Michael has spent all of his life in Doncaster, now living only half a mile from where he was born.
Serving the community, helping others and a good work ethic seems to have been instilled in him from a very young age, having started earning his first “few bob” at the age of 9. Once his sister was old enough not to need a pram, the young Michael commandeered it for his own use:
“I helped a woman from down the road who had a market stall. I would load up the pram with her goods and push them to the market for her and back again. I got paid two bob for that. Then later on I also helped a chap on the market to set up his stall for which I got paid half a crown.”
At the age of 12 he furthered his career in delivery:
“Picture Granville from Open All Hours; that’s what I did. I even had a bike like his. I delivered groceries for a local off licence that was open from first thing in the morning until late at night. The nuns from the convent at Town Moor really looked after me and I would stop there for a scone and a cup of cocoa everyday.”
Michael went on to do an apprenticeship in Joinery, gaining a City and Guilds qualification. Following that, he secured the job he always wanted and became a police officer:
“I’d always wanted to be a policeman, but my dad told me I needed to have a trade behind me. It was great advice because that job taught me a lot of skills I used when working as a Detective. Problem solving and working on time critical projects without panicking are all transferable skills.”
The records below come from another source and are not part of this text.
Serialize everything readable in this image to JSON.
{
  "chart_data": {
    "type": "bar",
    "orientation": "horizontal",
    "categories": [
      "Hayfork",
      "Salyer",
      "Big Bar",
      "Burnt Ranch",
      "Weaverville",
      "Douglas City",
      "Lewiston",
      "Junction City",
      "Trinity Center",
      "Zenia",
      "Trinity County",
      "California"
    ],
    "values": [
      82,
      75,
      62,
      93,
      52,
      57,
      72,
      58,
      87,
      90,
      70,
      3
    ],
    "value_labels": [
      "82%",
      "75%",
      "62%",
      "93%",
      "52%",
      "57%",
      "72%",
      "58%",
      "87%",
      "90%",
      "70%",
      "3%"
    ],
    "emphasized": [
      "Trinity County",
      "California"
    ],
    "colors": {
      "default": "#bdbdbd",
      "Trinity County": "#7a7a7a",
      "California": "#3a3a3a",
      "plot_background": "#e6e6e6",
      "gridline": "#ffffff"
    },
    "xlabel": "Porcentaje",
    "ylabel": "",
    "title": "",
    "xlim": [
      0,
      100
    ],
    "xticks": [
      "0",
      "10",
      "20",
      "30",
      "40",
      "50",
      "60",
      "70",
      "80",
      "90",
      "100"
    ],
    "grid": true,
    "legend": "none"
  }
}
Michael enjoyed his time in the police service and worked his way to becoming Detective Chief Superintendent for South Yorkshire Police. He trained as a hostage negotiator and was a member of the National Negotiation Team.
He was appointed to a number of Home Office working parties and committees, mostly in relation to murder investigations. He was also appointed as an Expert Witness by the MacPherson Inquiry to give evidence at the tribunal looking into the Stephen Lawrence murder. Following that, he was involved in overseeing the way that cold cases were reviewed and reinvestigated, and in training other officers in crime investigation.
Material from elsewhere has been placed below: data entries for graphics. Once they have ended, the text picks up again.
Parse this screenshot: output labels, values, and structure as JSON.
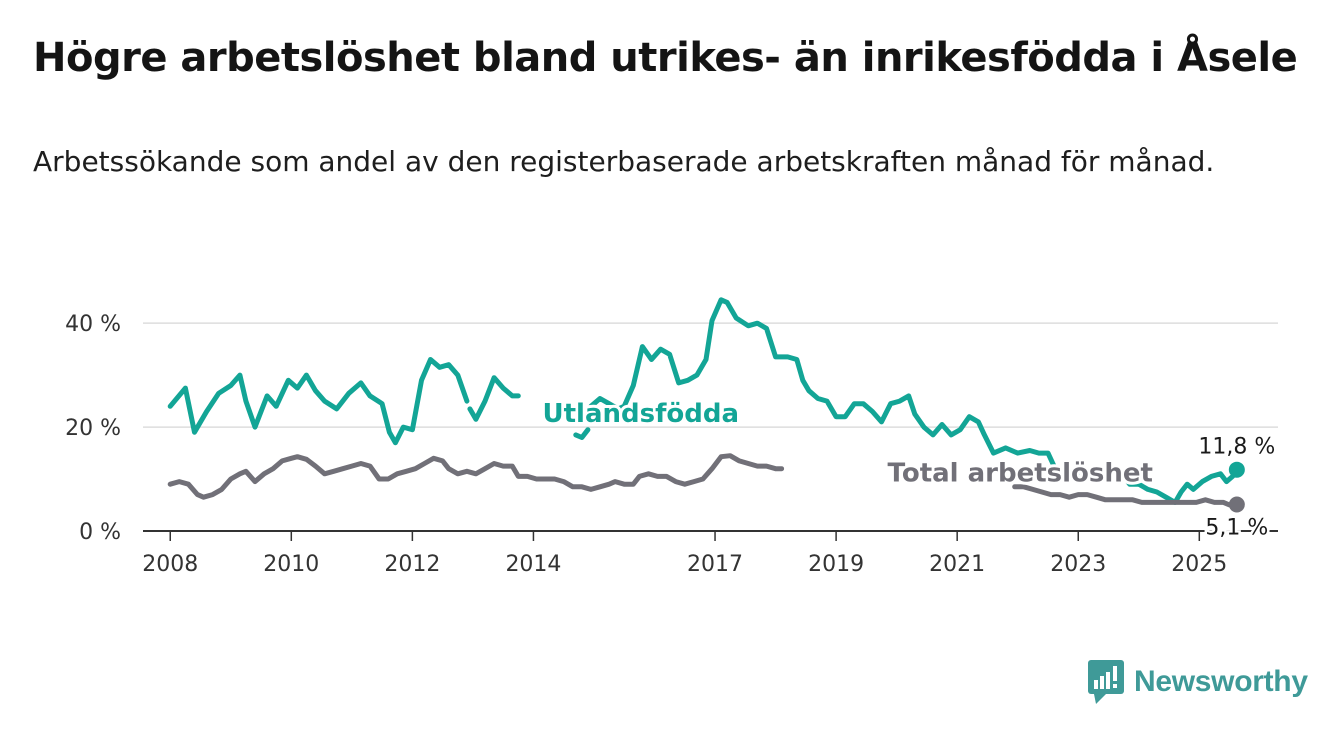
{
  "title": "Högre arbetslöshet bland utrikes- än inrikesfödda i Åsele",
  "subtitle": "Arbetssökande som andel av den registerbaserade arbetskraften månad för månad.",
  "brand": {
    "name": "Newsworthy"
  },
  "colors": {
    "utlandsfodda": "#13a596",
    "total": "#717078",
    "grid": "#dddddd",
    "axis": "#333333",
    "brand": "#3f9a98"
  },
  "chart_data": {
    "type": "line",
    "title": "Högre arbetslöshet bland utrikes- än inrikesfödda i Åsele",
    "subtitle": "Arbetssökande som andel av den registerbaserade arbetskraften månad för månad.",
    "xlabel": "",
    "ylabel": "",
    "x_ticks": [
      "2008",
      "2010",
      "2012",
      "2014",
      "2017",
      "2019",
      "2021",
      "2023",
      "2025"
    ],
    "x_tick_values": [
      2008.0,
      2010.0,
      2012.0,
      2014.0,
      2017.0,
      2019.0,
      2021.0,
      2023.0,
      2025.0
    ],
    "xlim": [
      2007.55,
      2026.3
    ],
    "y_ticks": [
      "0 %",
      "20 %",
      "40 %"
    ],
    "y_tick_values": [
      0,
      20,
      40
    ],
    "ylim": [
      0,
      46
    ],
    "grid": true,
    "series": [
      {
        "name": "Utlandsfödda",
        "color": "#13a596",
        "points": [
          [
            2008.0,
            24
          ],
          [
            2008.25,
            27.5
          ],
          [
            2008.4,
            19
          ],
          [
            2008.6,
            23
          ],
          [
            2008.8,
            26.5
          ],
          [
            2009.0,
            28
          ],
          [
            2009.15,
            30
          ],
          [
            2009.25,
            25
          ],
          [
            2009.4,
            20
          ],
          [
            2009.6,
            26
          ],
          [
            2009.75,
            24
          ],
          [
            2009.95,
            29
          ],
          [
            2010.1,
            27.5
          ],
          [
            2010.25,
            30
          ],
          [
            2010.4,
            27
          ],
          [
            2010.55,
            25
          ],
          [
            2010.75,
            23.5
          ],
          [
            2010.95,
            26.5
          ],
          [
            2011.15,
            28.5
          ],
          [
            2011.3,
            26
          ],
          [
            2011.5,
            24.5
          ],
          [
            2011.62,
            19
          ],
          [
            2011.72,
            17
          ],
          [
            2011.85,
            20
          ],
          [
            2012.0,
            19.5
          ],
          [
            2012.15,
            29
          ],
          [
            2012.3,
            33
          ],
          [
            2012.45,
            31.5
          ],
          [
            2012.6,
            32
          ],
          [
            2012.75,
            30
          ],
          [
            2012.9,
            25
          ],
          null,
          [
            2012.95,
            23.5
          ],
          [
            2013.05,
            21.5
          ],
          [
            2013.2,
            25
          ],
          [
            2013.35,
            29.5
          ],
          [
            2013.5,
            27.5
          ],
          [
            2013.65,
            26
          ],
          [
            2013.75,
            26
          ],
          null,
          [
            2014.7,
            18.5
          ],
          [
            2014.8,
            18
          ],
          [
            2014.9,
            19.5
          ],
          null,
          [
            2014.95,
            24
          ],
          [
            2015.1,
            25.5
          ],
          [
            2015.25,
            24.5
          ],
          [
            2015.4,
            23.5
          ],
          [
            2015.5,
            24
          ],
          [
            2015.65,
            28
          ],
          [
            2015.8,
            35.5
          ],
          [
            2015.95,
            33
          ],
          [
            2016.1,
            35
          ],
          [
            2016.25,
            34
          ],
          [
            2016.4,
            28.5
          ],
          [
            2016.55,
            29
          ],
          [
            2016.7,
            30
          ],
          [
            2016.85,
            33
          ],
          [
            2016.95,
            40.5
          ],
          [
            2017.1,
            44.5
          ],
          [
            2017.2,
            44
          ],
          [
            2017.35,
            41
          ],
          [
            2017.55,
            39.5
          ],
          [
            2017.7,
            40
          ],
          [
            2017.85,
            39
          ],
          [
            2018.0,
            33.5
          ],
          [
            2018.2,
            33.5
          ],
          [
            2018.35,
            33
          ],
          [
            2018.45,
            29
          ],
          [
            2018.55,
            27
          ],
          [
            2018.7,
            25.5
          ],
          [
            2018.85,
            25
          ],
          [
            2019.0,
            22
          ],
          [
            2019.15,
            22
          ],
          [
            2019.3,
            24.5
          ],
          [
            2019.45,
            24.5
          ],
          [
            2019.6,
            23
          ],
          [
            2019.75,
            21
          ],
          [
            2019.9,
            24.5
          ],
          [
            2020.05,
            25
          ],
          [
            2020.2,
            26
          ],
          [
            2020.3,
            22.5
          ],
          [
            2020.45,
            20
          ],
          [
            2020.6,
            18.5
          ],
          [
            2020.75,
            20.5
          ],
          [
            2020.9,
            18.5
          ],
          [
            2021.05,
            19.5
          ],
          [
            2021.2,
            22
          ],
          [
            2021.35,
            21
          ],
          [
            2021.45,
            18.5
          ],
          [
            2021.6,
            15
          ],
          [
            2021.8,
            16
          ],
          [
            2022.0,
            15
          ],
          [
            2022.2,
            15.5
          ],
          [
            2022.35,
            15
          ],
          [
            2022.5,
            15
          ],
          [
            2022.6,
            12.5
          ],
          [
            2022.75,
            11
          ],
          [
            2022.9,
            10.5
          ],
          [
            2023.05,
            11.5
          ],
          [
            2023.2,
            11.5
          ],
          [
            2023.3,
            10.5
          ],
          [
            2023.45,
            12
          ],
          [
            2023.6,
            10.5
          ],
          [
            2023.75,
            10.5
          ],
          [
            2023.85,
            9
          ],
          [
            2024.0,
            9
          ],
          [
            2024.15,
            8
          ],
          [
            2024.3,
            7.5
          ],
          [
            2024.45,
            6.5
          ],
          [
            2024.6,
            5.5
          ],
          [
            2024.7,
            7.5
          ],
          [
            2024.8,
            9
          ],
          [
            2024.9,
            8
          ],
          [
            2025.05,
            9.5
          ],
          [
            2025.2,
            10.5
          ],
          [
            2025.35,
            11
          ],
          [
            2025.45,
            9.5
          ],
          [
            2025.55,
            10.5
          ],
          [
            2025.62,
            11.8
          ]
        ],
        "end_value": 11.8,
        "end_label": "11,8 %"
      },
      {
        "name": "Total arbetslöshet",
        "color": "#717078",
        "points": [
          [
            2008.0,
            9
          ],
          [
            2008.15,
            9.5
          ],
          [
            2008.3,
            9
          ],
          [
            2008.45,
            7
          ],
          [
            2008.55,
            6.5
          ],
          [
            2008.7,
            7
          ],
          [
            2008.85,
            8
          ],
          [
            2009.0,
            10
          ],
          [
            2009.15,
            11
          ],
          [
            2009.25,
            11.5
          ],
          [
            2009.4,
            9.5
          ],
          [
            2009.55,
            11
          ],
          [
            2009.7,
            12
          ],
          [
            2009.85,
            13.5
          ],
          [
            2010.0,
            14
          ],
          [
            2010.1,
            14.3
          ],
          [
            2010.25,
            13.8
          ],
          [
            2010.4,
            12.5
          ],
          [
            2010.55,
            11
          ],
          [
            2010.7,
            11.5
          ],
          [
            2010.85,
            12
          ],
          [
            2011.0,
            12.5
          ],
          [
            2011.15,
            13
          ],
          [
            2011.3,
            12.5
          ],
          [
            2011.45,
            10
          ],
          [
            2011.6,
            10
          ],
          [
            2011.75,
            11
          ],
          [
            2011.9,
            11.5
          ],
          [
            2012.05,
            12
          ],
          [
            2012.2,
            13
          ],
          [
            2012.35,
            14
          ],
          [
            2012.5,
            13.5
          ],
          [
            2012.6,
            12
          ],
          [
            2012.75,
            11
          ],
          [
            2012.9,
            11.5
          ],
          [
            2013.05,
            11
          ],
          [
            2013.2,
            12
          ],
          [
            2013.35,
            13
          ],
          [
            2013.5,
            12.5
          ],
          [
            2013.65,
            12.5
          ],
          [
            2013.75,
            10.5
          ],
          [
            2013.9,
            10.5
          ],
          [
            2014.05,
            10
          ],
          [
            2014.2,
            10
          ],
          [
            2014.35,
            10
          ],
          [
            2014.5,
            9.5
          ],
          [
            2014.65,
            8.5
          ],
          [
            2014.8,
            8.5
          ],
          [
            2014.95,
            8
          ],
          [
            2015.1,
            8.5
          ],
          [
            2015.25,
            9
          ],
          [
            2015.35,
            9.5
          ],
          [
            2015.5,
            9
          ],
          [
            2015.65,
            9
          ],
          [
            2015.75,
            10.5
          ],
          [
            2015.9,
            11
          ],
          [
            2016.05,
            10.5
          ],
          [
            2016.2,
            10.5
          ],
          [
            2016.35,
            9.5
          ],
          [
            2016.5,
            9
          ],
          [
            2016.65,
            9.5
          ],
          [
            2016.8,
            10
          ],
          [
            2016.95,
            12
          ],
          [
            2017.1,
            14.3
          ],
          [
            2017.25,
            14.5
          ],
          [
            2017.4,
            13.5
          ],
          [
            2017.55,
            13
          ],
          [
            2017.7,
            12.5
          ],
          [
            2017.85,
            12.5
          ],
          [
            2018.0,
            12
          ],
          [
            2018.1,
            12
          ],
          null,
          [
            2021.95,
            8.5
          ],
          [
            2022.1,
            8.5
          ],
          [
            2022.25,
            8
          ],
          [
            2022.4,
            7.5
          ],
          [
            2022.55,
            7
          ],
          [
            2022.7,
            7
          ],
          [
            2022.85,
            6.5
          ],
          [
            2023.0,
            7
          ],
          [
            2023.15,
            7
          ],
          [
            2023.3,
            6.5
          ],
          [
            2023.45,
            6
          ],
          [
            2023.6,
            6
          ],
          [
            2023.75,
            6
          ],
          [
            2023.9,
            6
          ],
          [
            2024.05,
            5.5
          ],
          [
            2024.2,
            5.5
          ],
          [
            2024.35,
            5.5
          ],
          [
            2024.5,
            5.5
          ],
          [
            2024.65,
            5.5
          ],
          [
            2024.8,
            5.5
          ],
          [
            2024.95,
            5.5
          ],
          [
            2025.1,
            6
          ],
          [
            2025.25,
            5.5
          ],
          [
            2025.4,
            5.5
          ],
          [
            2025.5,
            5
          ],
          [
            2025.62,
            5.1
          ]
        ],
        "end_value": 5.1,
        "end_label": "5,1 %"
      }
    ],
    "series_label_anchors": [
      {
        "series": 0,
        "x": 2014.15,
        "y": 21,
        "text": "Utlandsfödda"
      },
      {
        "series": 1,
        "x": 2019.85,
        "y": 9.5,
        "text": "Total arbetslöshet"
      }
    ]
  }
}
In recognition of his services to the police, Michael was awarded medals including the Police Long Service and Conduct Medal, The Queen’s Commendation for Brave Conduct and The Queen’s Police Medal for Distinguished Service. Although officially retired, he continues to work with the Home Office as an Independent Consultant and Police Expert in Crime Investigation.
From a young age, Michael has always been interested in the work the YMCA carries out. He served on the Board of the National Council for 6 years and as Chair of the Regional Board for around 15. He has also been appointed as a Board Member for other YMCAs as well as Doncaster. It is evident that he is proud of the work the YMCA does:
“The YMCA helped me when I was a youngster to be a more complete person and a better citizen. I still see it doing its job now; I see other young people becoming better citizens through the work we do. It offers a comfortable and protective environment for young people to thrive. It’s remarkable what the YMCA achieves.”